El santuario de los nudos
Le Flaneur
Por ISABEL ROSAS MARTÍN DEL CAMPO
¿Qué se entiende cuando de desatar nudos se trata?
De pronto, he recordado a aquella mujer que nos ayudaba con el servicio y tenía un hijo de tres años; le enseñaba a atarse las agujetas de sus botitas blancas, pero, él no podía aprender, no comprendía la importancia de atar y desatar sus propios nudos. Quizá porque para los niños los problemas no son “nudos mentales” son simplemente cosas sin sentido. ¿Qué sabría un niño de la importancia de aprender a atarse las agujetas? De esto hace ya muchos años de andar por la vida. Era yo una niña, tenía seis años y no recuerdo si yo sí sabía atar y desatar los nudos de mis zapatos.
Hoy a tantos años de distancia me adentro al camino empedrado de este santuario, sintiendo cada detalle con el que me hallo. Para empezar, fui recibida como si fuese la mujer más importante de la ciudad, o de la vida, o de entre todas las personas con las que a diario convivo. Apenas crucé por la amabilidad del acceso al recinto y me cruce con el gentil silencio, fue tan amable que me permitió escuchar el acorde de mis pisadas. Comenzó a conversar conmigo la naturaleza que se extendía a mi paso, como si yo fuese merecedora de una alfombra que, en vez de ser roja, me implicaba en un mundo etéreo, vacío de lo mundano de la rutina citadina. Aquí se ofrecía una estadía donde el ritual me invitaba a escuchar las canciones del viento, o las de la brisa que prodigiosamente dirigía la orquesta compuesta por las ramas, la hojarasca, las chachalacas o las ardillas. Incluso el eco de las lagartijas o las iguanas.
El crujido de mis pasos me dejaba sentir las piedras aglutinadas para ofrecerme un sendero fractal, logrando en mi mente cierta vaguedad desfragmentada; sacar de mi interior a mi alma, a mi espíritu y a mi habitante oculto tras de mi osamenta corporal. De pronto, sentí un nudo en mi garganta y luego otro; la habitación de mi mente racional trató de ganarle terreno a la emoción de mi nudo instalado con dolor dentro de mi cuello.

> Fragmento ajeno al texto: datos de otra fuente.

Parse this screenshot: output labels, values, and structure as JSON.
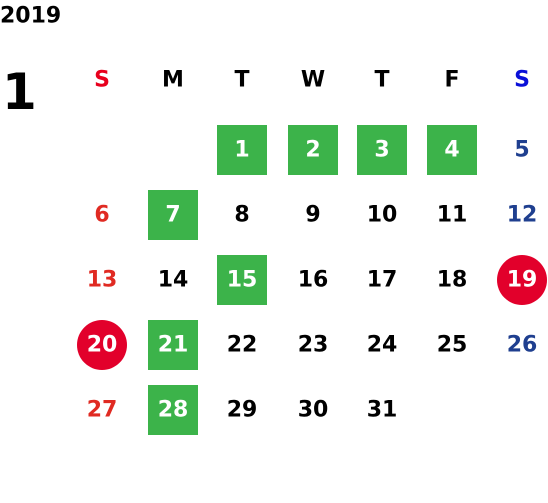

Seguí caminando, miré mis zapatos y, curiosamente me percaté de que mis pies también transportaban un par de nudos blancos (recordé las agujetas de aquél niño decoradas con gotas de su propia sangre y de su llanto penetrante). Acaso era una especie de alegoría que me invitaba a entender por qué el lugar estaba literalmente atestado de nudos blancos guindados en lianas. Muchos eran los que invadían la desnudez de la naturaleza que imperiosa trataba de soportar todos esos nudos atados a la esbeltez de cada árbol callado ante el espectáculo mudo que le suponía el sacrificio del peso más denso. Coexistían forzadamente, miles de nudos cuyos contenidos dejaban leer la esperanza y deseos de los feligreses acongojados… Quizá, también sus pecados.

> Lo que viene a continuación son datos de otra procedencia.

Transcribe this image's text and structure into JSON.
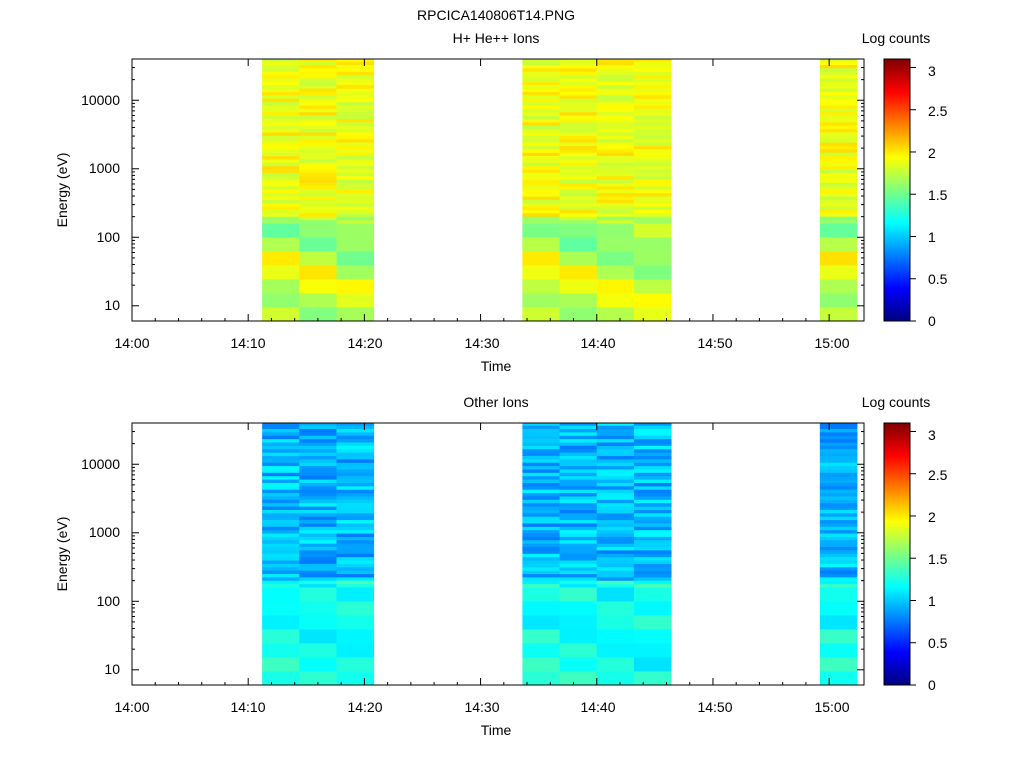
{
  "figure_title": "RPCICA140806T14.PNG",
  "chart_data": [
    {
      "type": "heatmap",
      "title": "H+ He++ Ions",
      "xlabel": "Time",
      "ylabel": "Energy (eV)",
      "x_ticks": [
        "14:00",
        "14:10",
        "14:20",
        "14:30",
        "14:40",
        "14:50",
        "15:00"
      ],
      "x_range": [
        "14:00",
        "15:03"
      ],
      "y_scale": "log",
      "y_ticks": [
        "10",
        "100",
        "1000",
        "10000"
      ],
      "y_range": [
        6,
        40000
      ],
      "colorbar": {
        "label": "Log counts",
        "ticks": [
          "0",
          "0.5",
          "1",
          "1.5",
          "2",
          "2.5",
          "3"
        ],
        "range": [
          0,
          3.1
        ],
        "colormap": "jet"
      },
      "time_blocks": [
        {
          "start": "14:11:12",
          "end": "14:20:48",
          "columns": 3
        },
        {
          "start": "14:33:36",
          "end": "14:46:24",
          "columns": 4
        },
        {
          "start": "14:59:12",
          "end": "15:02:24",
          "columns": 1
        }
      ],
      "base_level": 1.9,
      "low_energy_levels": [
        1.8,
        1.6,
        1.7,
        1.9,
        2.0,
        1.7,
        1.5,
        1.6,
        1.6
      ],
      "level_jitter": 0.15
    },
    {
      "type": "heatmap",
      "title": "Other Ions",
      "xlabel": "Time",
      "ylabel": "Energy (eV)",
      "x_ticks": [
        "14:00",
        "14:10",
        "14:20",
        "14:30",
        "14:40",
        "14:50",
        "15:00"
      ],
      "x_range": [
        "14:00",
        "15:03"
      ],
      "y_scale": "log",
      "y_ticks": [
        "10",
        "100",
        "1000",
        "10000"
      ],
      "y_range": [
        6,
        40000
      ],
      "colorbar": {
        "label": "Log counts",
        "ticks": [
          "0",
          "0.5",
          "1",
          "1.5",
          "2",
          "2.5",
          "3"
        ],
        "range": [
          0,
          3.1
        ],
        "colormap": "jet"
      },
      "time_blocks": [
        {
          "start": "14:11:12",
          "end": "14:20:48",
          "columns": 3
        },
        {
          "start": "14:33:36",
          "end": "14:46:24",
          "columns": 4
        },
        {
          "start": "14:59:12",
          "end": "15:02:24",
          "columns": 1
        }
      ],
      "base_level": 0.95,
      "low_energy_levels": [
        1.25,
        1.35,
        1.2,
        1.3,
        1.1,
        1.15,
        1.2,
        1.3,
        1.1
      ],
      "level_jitter": 0.2
    }
  ]
}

Finalmente supe que estaba yo en el Templo de la “Virgen desatadora de nudos”. Tuve miedo, desolación y coraje. El hombre es y será siempre un ser que deja pendidos sus nudos mentales en otros en vez de aprender a desatarlos en su propia garganta, con sus propios pies y dentro de su propia mente. Salí del lugar sintiendo la necesidad de regresar y quitar todos aquellos seres extraños e invasores de una naturaleza que por definición es el cuerpo entero de Dios.